FRESNO, Calif. (KFSN) -- A Central Valley boy traveled across the country this weekend to compete for a world championship in Pokémon.
The announcers' criticism can be harsh as an international audience keeps its eyes on this world championship bout in a game you might not recognize.
"The easiest way to describe it is like a game of chess, but with cards and thousands of them, you can use. And I think it's a lot harder than chess," said Pokémon Champion Blake Mendez.
Blake Mendez, 10, laid his cards on the table for the Pokémon World Championships this weekend, getting out of a little school at Hanford's Pioneer Middle School, where he is a sixth grader.
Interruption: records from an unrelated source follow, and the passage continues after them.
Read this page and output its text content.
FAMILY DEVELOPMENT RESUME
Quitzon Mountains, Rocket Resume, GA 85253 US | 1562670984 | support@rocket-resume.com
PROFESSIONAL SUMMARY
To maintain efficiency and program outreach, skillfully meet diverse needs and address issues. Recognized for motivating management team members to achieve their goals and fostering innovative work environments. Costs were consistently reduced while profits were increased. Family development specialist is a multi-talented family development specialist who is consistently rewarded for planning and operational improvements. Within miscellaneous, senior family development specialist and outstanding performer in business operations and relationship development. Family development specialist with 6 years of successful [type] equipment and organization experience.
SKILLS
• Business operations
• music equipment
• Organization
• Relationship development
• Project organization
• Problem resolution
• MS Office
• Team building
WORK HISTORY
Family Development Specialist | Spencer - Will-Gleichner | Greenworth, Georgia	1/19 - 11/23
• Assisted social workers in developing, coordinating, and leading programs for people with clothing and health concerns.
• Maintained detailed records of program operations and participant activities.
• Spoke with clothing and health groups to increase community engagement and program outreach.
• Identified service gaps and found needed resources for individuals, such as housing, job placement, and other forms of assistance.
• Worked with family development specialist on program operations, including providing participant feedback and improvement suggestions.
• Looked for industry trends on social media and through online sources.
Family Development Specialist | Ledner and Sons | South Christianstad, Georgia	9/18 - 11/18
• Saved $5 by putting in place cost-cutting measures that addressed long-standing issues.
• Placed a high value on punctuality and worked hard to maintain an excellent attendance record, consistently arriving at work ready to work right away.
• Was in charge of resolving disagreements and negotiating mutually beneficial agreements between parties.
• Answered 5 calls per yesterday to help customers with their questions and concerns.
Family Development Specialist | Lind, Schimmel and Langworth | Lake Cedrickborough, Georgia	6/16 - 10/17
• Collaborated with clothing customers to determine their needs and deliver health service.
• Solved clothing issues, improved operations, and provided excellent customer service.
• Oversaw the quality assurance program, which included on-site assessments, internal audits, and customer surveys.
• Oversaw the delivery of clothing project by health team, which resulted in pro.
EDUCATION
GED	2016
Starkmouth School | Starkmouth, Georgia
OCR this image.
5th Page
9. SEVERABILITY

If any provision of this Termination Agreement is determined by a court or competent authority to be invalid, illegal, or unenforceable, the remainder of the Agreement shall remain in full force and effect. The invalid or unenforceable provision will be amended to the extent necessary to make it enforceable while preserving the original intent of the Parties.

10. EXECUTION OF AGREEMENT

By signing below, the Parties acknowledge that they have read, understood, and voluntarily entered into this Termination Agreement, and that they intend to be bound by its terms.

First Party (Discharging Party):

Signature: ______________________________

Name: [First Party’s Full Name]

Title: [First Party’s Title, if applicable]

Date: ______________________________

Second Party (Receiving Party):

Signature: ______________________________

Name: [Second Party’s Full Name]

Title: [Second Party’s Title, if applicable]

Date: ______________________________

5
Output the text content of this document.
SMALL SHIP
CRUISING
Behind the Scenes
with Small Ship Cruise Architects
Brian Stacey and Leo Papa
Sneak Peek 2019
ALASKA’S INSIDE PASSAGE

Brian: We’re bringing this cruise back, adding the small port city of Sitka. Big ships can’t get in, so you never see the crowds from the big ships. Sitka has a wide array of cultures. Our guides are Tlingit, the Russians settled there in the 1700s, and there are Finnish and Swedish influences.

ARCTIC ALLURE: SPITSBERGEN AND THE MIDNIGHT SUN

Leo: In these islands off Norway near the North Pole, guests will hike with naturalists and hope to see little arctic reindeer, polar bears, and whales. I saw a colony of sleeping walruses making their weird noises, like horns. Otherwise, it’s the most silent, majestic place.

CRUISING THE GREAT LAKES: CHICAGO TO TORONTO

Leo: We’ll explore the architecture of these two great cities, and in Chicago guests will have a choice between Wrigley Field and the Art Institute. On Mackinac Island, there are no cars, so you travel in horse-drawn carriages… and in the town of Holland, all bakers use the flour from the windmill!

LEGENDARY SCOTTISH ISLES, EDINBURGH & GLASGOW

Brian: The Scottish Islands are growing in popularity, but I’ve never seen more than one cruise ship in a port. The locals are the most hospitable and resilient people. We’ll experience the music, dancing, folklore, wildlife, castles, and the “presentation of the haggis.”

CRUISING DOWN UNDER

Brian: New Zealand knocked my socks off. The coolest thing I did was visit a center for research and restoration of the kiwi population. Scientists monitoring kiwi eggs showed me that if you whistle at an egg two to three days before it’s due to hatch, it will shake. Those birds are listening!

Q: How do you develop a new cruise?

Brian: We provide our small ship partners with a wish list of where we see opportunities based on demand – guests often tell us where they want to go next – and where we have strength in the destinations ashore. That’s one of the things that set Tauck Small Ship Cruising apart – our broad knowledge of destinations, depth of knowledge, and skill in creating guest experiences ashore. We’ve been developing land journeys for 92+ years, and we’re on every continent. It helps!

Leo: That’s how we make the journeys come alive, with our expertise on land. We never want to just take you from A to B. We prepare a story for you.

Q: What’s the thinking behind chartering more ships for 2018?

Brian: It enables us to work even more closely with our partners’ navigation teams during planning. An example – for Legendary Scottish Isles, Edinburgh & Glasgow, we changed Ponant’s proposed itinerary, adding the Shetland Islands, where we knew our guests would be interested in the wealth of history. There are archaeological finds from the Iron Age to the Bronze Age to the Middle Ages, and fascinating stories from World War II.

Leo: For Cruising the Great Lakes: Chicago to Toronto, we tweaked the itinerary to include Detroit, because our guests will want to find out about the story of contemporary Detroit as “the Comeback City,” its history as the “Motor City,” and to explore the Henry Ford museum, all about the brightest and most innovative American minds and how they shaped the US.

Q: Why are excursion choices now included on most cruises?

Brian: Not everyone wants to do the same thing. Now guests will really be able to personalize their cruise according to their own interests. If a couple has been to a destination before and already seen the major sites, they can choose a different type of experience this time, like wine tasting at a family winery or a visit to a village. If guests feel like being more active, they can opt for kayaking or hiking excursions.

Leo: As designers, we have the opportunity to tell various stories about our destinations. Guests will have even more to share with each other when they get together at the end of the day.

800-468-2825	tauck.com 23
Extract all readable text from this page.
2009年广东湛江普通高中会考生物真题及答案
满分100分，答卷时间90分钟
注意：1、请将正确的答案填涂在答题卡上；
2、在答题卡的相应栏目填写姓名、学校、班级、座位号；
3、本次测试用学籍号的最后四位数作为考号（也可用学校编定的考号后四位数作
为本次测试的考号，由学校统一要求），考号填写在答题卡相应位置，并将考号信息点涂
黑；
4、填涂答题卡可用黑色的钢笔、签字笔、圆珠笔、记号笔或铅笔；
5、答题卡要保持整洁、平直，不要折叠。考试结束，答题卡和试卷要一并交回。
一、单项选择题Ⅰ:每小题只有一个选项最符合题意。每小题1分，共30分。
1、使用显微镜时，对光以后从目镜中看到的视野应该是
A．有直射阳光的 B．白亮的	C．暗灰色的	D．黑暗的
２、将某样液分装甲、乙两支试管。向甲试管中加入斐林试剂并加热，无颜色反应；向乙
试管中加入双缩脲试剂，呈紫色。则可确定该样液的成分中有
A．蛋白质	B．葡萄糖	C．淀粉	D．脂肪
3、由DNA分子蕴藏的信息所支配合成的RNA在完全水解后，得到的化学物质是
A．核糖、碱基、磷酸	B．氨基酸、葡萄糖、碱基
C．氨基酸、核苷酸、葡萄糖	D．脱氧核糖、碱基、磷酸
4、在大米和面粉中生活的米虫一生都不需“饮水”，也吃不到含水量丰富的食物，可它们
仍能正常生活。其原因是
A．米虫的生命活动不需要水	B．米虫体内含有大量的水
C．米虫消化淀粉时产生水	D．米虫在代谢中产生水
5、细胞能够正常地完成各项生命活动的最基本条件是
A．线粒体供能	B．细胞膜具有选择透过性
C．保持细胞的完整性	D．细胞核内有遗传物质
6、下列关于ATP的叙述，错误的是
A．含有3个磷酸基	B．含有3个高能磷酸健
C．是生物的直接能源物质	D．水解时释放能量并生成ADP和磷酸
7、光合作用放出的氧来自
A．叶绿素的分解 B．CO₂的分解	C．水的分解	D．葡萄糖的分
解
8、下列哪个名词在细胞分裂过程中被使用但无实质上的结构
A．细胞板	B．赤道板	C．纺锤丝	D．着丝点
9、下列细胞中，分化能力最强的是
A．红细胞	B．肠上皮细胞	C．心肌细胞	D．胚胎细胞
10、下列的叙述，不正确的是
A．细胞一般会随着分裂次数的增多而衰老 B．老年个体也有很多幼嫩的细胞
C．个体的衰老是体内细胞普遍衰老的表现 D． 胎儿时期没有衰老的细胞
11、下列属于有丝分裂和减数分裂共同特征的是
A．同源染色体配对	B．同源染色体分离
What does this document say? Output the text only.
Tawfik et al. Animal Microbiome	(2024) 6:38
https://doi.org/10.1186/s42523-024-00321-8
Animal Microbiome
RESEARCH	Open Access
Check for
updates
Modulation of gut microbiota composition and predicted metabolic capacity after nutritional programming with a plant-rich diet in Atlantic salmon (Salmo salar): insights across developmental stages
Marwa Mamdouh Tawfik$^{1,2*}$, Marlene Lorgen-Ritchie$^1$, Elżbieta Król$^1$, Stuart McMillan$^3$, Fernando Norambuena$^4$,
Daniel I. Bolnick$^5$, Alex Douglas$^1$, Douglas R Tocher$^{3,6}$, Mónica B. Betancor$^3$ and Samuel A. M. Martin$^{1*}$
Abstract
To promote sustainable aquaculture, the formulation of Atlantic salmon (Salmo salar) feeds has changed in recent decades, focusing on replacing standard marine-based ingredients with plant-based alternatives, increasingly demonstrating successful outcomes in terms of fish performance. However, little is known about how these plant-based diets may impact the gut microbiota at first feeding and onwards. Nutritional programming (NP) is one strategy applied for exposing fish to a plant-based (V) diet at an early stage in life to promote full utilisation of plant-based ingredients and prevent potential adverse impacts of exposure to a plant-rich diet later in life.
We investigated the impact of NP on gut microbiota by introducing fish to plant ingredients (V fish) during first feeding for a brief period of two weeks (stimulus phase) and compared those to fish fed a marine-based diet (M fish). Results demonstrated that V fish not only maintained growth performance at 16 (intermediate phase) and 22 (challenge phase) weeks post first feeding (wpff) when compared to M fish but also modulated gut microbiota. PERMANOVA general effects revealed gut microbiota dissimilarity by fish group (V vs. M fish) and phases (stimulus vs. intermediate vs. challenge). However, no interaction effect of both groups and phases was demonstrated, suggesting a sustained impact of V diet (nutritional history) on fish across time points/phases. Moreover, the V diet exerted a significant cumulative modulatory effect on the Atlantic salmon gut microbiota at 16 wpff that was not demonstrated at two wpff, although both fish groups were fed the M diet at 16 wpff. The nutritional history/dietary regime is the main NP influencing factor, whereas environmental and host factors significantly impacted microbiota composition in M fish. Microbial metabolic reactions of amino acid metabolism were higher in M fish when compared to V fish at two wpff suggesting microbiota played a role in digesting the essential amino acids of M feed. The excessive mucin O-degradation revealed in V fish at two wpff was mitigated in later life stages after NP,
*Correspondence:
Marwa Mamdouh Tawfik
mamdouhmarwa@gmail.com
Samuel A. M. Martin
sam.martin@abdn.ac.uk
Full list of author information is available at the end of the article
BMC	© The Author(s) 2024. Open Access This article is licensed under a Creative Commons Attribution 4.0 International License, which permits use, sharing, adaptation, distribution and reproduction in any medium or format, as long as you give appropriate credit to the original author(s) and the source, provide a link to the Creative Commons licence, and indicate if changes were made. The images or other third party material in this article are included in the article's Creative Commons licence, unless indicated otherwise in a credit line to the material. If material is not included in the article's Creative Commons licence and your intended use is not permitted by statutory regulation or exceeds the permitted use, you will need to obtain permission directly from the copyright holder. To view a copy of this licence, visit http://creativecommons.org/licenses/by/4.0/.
He says his friends think it is just a game with cartoon characters, but from Blake's perspective, a day of Pokémon challenges is still a day of education.
"You have to do calculations of math to have the damages added up to knock other Pokémon out and also reading because you have to do a lot of reading and studying so that can you can do well," said Mendez.
And it took a lot of effort to get to this point.
Blake had to compile a huge number of wins in lesser competitions before he earned his spot on the world stage.
But he proved he belonged, getting a few wins on Day One to move on to the last day of the championships before bowing out.
"It was overall, it was fun and it was really exciting because you get to play against other players who are the best of the best in the world. And that's also nerve-racking," said Mendez.
Half a million dollars was on the line this weekend and as Blake moves up to a new division next year, he is hoping to fly as high as Pikachu has for more than 20 years now.